Two days later, the Sindh Home Department issued a notification of forming a joint interrogation team (JIT) to grill him.

The JIT has already submitted its report to the trial. According to the team’s investigation, Bhola had admitted starting the devastating fire.

The suspect had told the JIT that Siddiqui had demanded Rs250 million in extortion and shares in the factory from the owners, but when the owners refused to comply and offered Rs10 million instead, a hit was ordered on the unit.

The court once again issued warrants for Siddiqui and adjourned the hearing until January 12. It also ordered arresting the accused through Interpol.

Initially, owner of the factory, Abdul Aziz Bhaila, and his two sons, Arshad Bhaila and Shahid Bhaila, general manager Mansoor and three gatekeepers were charge-sheeted for their alleged negligence. However, a reinvestigation was ordered in March last year through a JIT after it was revealed in an earlier JIT report of suspect Rizwan Qureshi, submitted to the Sindh High Court in February 2015, that the factory was set on fire because its owners had failed to pay extortion money.

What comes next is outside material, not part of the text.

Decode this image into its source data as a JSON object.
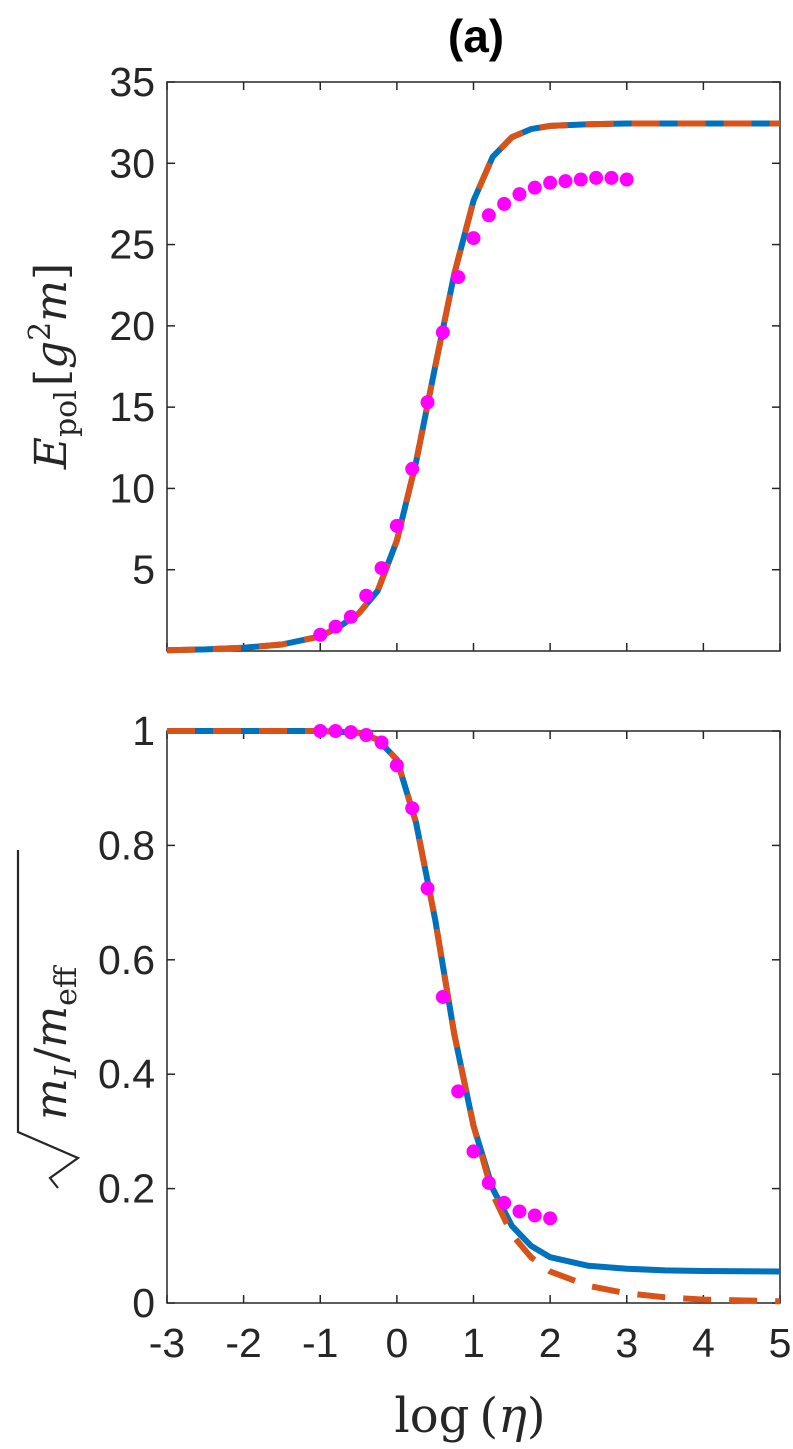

In March this year, the police in a progress report told the court that the fire was a planned terrorist activity and the JIT had recommended that a new case be registered under the anti-terrorism law and proposed Hammad Siddiqui, his alleged frontman Rahman Bhola, Hyderabad-based businessmen brothers Ali Hasan Qadri and Umer Hasan Qadri, Dr Abdul Sattar, Zubair Charya, and others as accused in it.

After a lengthy reinvestigation, police came up with a supplementary investigation report in August in which they charge-sheeted Siddiqui and Bhola and their three to four unidentified accomplices as absconding accused.